In recent years, philosophy of psychiatry has moved away from traditional areas of inquiry such as questions of nosology and the demarcation of mental disorder, to more wide ranging debates concerning the relationship between rationality and mental health. For instance, though one might think mental disorders involving delusions, such as schizophrenia, clearly involve failures of epistemic rationality, the work of Lisa Bortolotti demonstrates the difficulty of disambiguating delusions from ordinary beliefs. 

I consider a parallel problem in the characterisation of mental illness by one of the most prominent schools of contemporary therapy, Cognitive Behaviour Therapy (CBT).
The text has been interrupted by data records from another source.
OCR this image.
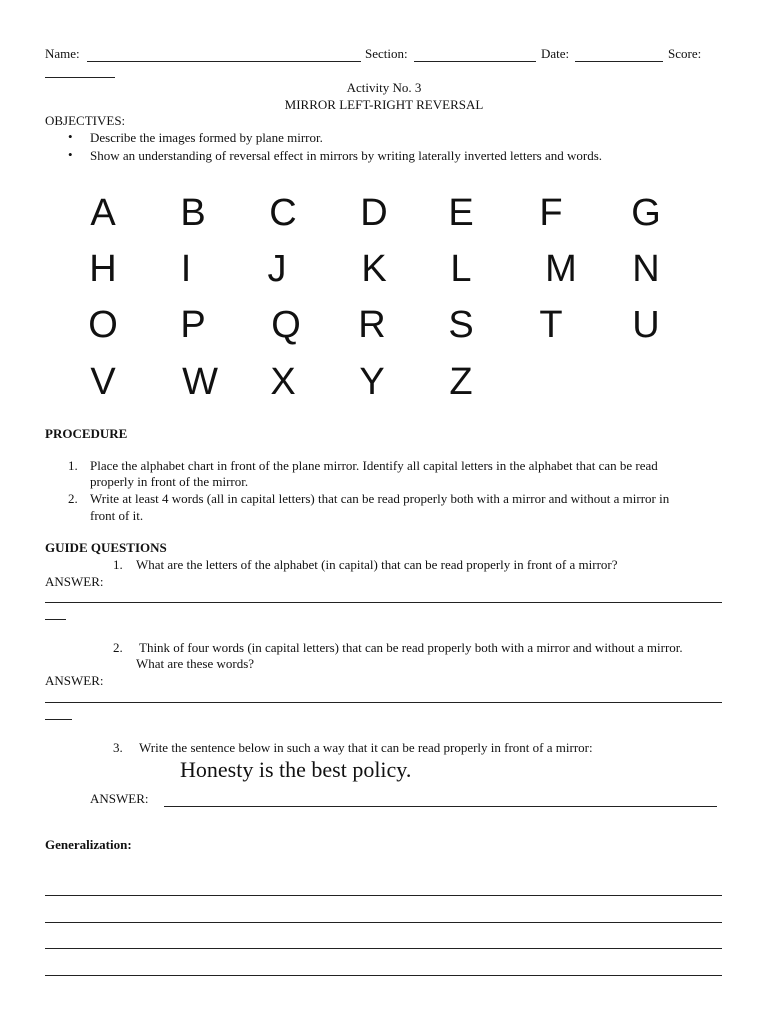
Name:	Section:	Date:	Score:
Activity No. 3
MIRROR LEFT-RIGHT REVERSAL
OBJECTIVES:
• Describe the images formed by plane mirror.
• Show an understanding of reversal effect in mirrors by writing laterally inverted letters and words.
A	B	C	D	E	F	G
H	I	J	K	L	M	N
O	P	Q	R	S	T	U
V	W	X	Y	Z
PROCEDURE
1. Place the alphabet chart in front of the plane mirror. Identify all capital letters in the alphabet that can be read
properly in front of the mirror.
2. Write at least 4 words (all in capital letters) that can be read properly both with a mirror and without a mirror in
front of it.
GUIDE QUESTIONS
1. What are the letters of the alphabet (in capital) that can be read properly in front of a mirror?
ANSWER:
2. Think of four words (in capital letters) that can be read properly both with a mirror and without a mirror.
What are these words?
ANSWER:
3. Write the sentence below in such a way that it can be read properly in front of a mirror:
Honesty is the best policy.
ANSWER:
Generalization:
CBT describes mental illnesses such as depression in terms of "thinking errors", suggesting that the basis of mental disorder involves familiar epistemic errors such as unwarranted inferences and the holding of inaccurate beliefs. I will begin by demonstrating that CBT's description of mental illness is unsupported by current research, then draw some general lessons not only for questions of mental disorder but philosophical debates concerning rationality more broadly. Briefly, I shall argue that mental disorders such as depression, if they involve failures of rationality at all, are more likely to involve failures of epistemic rather than practical rationality and that philosophical debates in rationality should reconsider their tendency to assume that epistemic rationality is somehow superior to, or 'trumps' practical rationality.